The ADB recommendation: raise public spending, funded by higher taxes. In the report’s language, Asia’s “legacy of fiscal prudence,” has given the region “the fiscal space to finance government programs that mitigate poverty and equality,” with policies to “expand and strengthen its comparatively limited fiscal resource base.”

As evidence, the ADB report notes that developing Asia’s gross government debt and tax levels are both considerably lower than those of Latin America — and suggests Asia could afford to tax and borrow closer to Latin American levels.

Echoing the ADB’s theme, the World Bank posted an essay on its website April 11 titled “Latin American no longer views Asia with envy.” These days, Latin America “has an advantage over the Asian ‘teacher’ in many aspects of development, such as the increase in per capita income and reduction of poverty and inequality,” says the essay, which summarizes a panel discussion of experts from each region.

Still, the World Bank article notes that the “swiftness of Asian growth remains an enviable goal.” It says growth in Latin America is forecast to slip to 2.3% this year — less than half the pace of developing Asia.
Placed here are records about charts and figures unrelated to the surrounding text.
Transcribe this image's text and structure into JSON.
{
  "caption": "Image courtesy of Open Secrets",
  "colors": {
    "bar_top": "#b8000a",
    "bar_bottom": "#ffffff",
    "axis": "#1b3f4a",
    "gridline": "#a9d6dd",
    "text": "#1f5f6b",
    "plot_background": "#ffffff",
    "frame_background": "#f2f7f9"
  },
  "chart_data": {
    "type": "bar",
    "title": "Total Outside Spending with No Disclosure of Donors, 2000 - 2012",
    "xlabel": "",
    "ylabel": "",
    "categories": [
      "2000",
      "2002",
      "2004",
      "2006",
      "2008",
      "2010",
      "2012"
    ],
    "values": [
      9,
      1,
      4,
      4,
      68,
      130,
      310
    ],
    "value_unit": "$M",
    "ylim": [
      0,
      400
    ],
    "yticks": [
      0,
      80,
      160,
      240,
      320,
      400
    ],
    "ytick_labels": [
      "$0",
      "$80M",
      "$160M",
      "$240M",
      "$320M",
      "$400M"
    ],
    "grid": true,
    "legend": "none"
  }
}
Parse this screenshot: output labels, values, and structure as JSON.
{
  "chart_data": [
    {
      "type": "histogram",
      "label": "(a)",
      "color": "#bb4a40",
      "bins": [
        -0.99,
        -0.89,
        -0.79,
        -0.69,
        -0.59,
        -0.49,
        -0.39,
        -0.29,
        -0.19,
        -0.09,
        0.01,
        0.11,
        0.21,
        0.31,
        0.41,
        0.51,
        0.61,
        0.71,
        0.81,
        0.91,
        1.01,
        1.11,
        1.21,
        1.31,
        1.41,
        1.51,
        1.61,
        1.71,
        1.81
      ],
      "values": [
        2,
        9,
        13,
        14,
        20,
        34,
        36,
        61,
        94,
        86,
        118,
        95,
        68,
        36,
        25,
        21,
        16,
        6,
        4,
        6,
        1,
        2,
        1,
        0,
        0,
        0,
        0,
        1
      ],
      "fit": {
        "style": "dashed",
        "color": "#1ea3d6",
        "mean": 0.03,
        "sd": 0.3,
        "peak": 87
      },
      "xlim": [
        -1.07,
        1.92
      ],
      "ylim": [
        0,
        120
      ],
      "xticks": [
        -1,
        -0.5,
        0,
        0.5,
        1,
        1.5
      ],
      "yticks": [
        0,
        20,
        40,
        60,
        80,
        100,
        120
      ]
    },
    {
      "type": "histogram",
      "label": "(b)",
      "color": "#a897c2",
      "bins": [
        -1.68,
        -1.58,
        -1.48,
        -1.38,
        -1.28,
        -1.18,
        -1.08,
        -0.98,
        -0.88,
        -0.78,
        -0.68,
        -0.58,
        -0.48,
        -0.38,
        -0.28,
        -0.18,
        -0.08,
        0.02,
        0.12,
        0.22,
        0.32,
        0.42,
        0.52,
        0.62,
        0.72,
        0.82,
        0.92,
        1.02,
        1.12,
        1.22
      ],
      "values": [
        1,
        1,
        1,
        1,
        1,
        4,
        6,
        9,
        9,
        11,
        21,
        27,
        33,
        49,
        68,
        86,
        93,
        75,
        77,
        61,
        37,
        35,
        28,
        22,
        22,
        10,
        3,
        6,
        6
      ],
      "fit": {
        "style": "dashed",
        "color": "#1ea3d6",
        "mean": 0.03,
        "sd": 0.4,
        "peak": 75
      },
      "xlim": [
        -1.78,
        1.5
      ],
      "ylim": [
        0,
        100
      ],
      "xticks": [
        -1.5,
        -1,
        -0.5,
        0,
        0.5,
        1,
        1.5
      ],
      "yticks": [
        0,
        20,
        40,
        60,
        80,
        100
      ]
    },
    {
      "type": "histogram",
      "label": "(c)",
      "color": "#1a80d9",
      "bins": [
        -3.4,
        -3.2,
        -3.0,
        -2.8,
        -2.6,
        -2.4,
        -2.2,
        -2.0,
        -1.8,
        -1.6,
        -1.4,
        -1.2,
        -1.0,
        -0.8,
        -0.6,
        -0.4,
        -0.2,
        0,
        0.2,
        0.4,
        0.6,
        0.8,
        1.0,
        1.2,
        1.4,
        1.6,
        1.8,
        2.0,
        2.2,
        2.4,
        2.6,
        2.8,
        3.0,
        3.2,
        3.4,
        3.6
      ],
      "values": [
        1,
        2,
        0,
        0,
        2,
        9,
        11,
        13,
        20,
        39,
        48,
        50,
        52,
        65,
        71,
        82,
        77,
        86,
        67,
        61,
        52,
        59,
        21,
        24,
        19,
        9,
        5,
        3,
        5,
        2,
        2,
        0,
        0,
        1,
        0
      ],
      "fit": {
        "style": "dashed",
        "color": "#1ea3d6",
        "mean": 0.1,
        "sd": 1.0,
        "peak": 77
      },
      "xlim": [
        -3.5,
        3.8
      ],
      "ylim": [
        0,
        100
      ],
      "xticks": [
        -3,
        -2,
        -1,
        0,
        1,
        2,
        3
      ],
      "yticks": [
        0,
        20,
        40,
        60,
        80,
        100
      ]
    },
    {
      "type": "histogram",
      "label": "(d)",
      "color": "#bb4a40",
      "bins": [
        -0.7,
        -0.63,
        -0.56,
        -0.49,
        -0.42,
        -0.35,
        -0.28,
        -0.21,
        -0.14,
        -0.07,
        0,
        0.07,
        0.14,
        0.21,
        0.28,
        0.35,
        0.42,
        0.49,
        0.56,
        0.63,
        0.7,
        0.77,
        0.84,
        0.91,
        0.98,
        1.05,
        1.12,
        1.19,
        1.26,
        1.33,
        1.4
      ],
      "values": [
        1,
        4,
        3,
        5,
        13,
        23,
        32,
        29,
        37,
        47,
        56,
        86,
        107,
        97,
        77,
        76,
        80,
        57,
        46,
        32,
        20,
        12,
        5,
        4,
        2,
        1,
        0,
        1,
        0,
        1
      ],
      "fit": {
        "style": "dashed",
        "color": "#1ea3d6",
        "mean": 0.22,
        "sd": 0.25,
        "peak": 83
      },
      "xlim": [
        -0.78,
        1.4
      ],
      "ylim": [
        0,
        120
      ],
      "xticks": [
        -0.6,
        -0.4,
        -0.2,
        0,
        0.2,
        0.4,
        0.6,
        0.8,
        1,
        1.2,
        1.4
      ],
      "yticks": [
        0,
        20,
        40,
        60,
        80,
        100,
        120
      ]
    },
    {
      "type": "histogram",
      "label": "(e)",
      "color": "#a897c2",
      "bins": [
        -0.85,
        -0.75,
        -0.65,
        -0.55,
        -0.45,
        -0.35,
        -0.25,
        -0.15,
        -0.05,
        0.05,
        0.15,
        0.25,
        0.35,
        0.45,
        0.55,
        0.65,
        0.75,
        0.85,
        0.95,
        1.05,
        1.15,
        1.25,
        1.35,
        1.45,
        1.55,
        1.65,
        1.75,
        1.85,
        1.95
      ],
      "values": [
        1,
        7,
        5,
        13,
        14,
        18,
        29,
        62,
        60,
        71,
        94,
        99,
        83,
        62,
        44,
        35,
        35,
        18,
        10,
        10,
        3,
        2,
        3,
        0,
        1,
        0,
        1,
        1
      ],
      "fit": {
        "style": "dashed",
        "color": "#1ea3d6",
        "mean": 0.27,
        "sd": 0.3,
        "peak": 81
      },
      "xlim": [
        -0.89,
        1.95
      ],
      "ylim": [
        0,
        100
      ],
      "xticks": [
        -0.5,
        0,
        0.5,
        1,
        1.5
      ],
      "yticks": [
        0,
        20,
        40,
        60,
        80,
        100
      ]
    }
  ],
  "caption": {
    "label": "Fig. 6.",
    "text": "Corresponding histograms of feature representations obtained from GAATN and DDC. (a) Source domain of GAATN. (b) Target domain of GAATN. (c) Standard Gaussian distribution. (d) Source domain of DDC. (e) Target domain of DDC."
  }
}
Numerous factors explain the growth gap. But contrasting economic policies likely play some role. And ADB officials acknowledge the difficult juggle in their new push for higher taxes and spending in Asia.

The IMF this year also has gotten behind redistribution of wealth to reduce inequality. But the fund has stressed it doesn’t want taxes that minimize incentives to work save and invest – potentially hurting growth.

So what taxes work best? The IMF estimates less than 15% of income in developing nations is covered by personal income taxes due to bureaucratic inefficiencies and avoidance. A number of Asian nations are bringing in value-added taxes, which are easier to administer.

ADB economist Joseph Zveglich also said “the value-added tax tends to be a non-distortionary tax,” meaning it doesn’t affect investment and other decisions in an economy. But VAT also is highly regressive, since poor people tend to spend a higher portion of their income than the rich, and so would end up paying a higher effective tax rate. The ADB report suggests that “earmarking new VAT revenues to increase public social spending can make this regressive tax progressive on balance.”

Higher investment taxes would narrow the wealth gap, since the wealthier have bigger portfolios. But “overly emphasizing capital gains taxes would be growth-inhibiting,” said Mr. Zveglich in an interview after presenting the report in Tokyo.

Still, Mr. Zveglich said rising inequality itself could be growth-inhibiting if left unchecked: “The mandate for growth gets eroded as people feel they’re not necessarily going to benefit from the process.”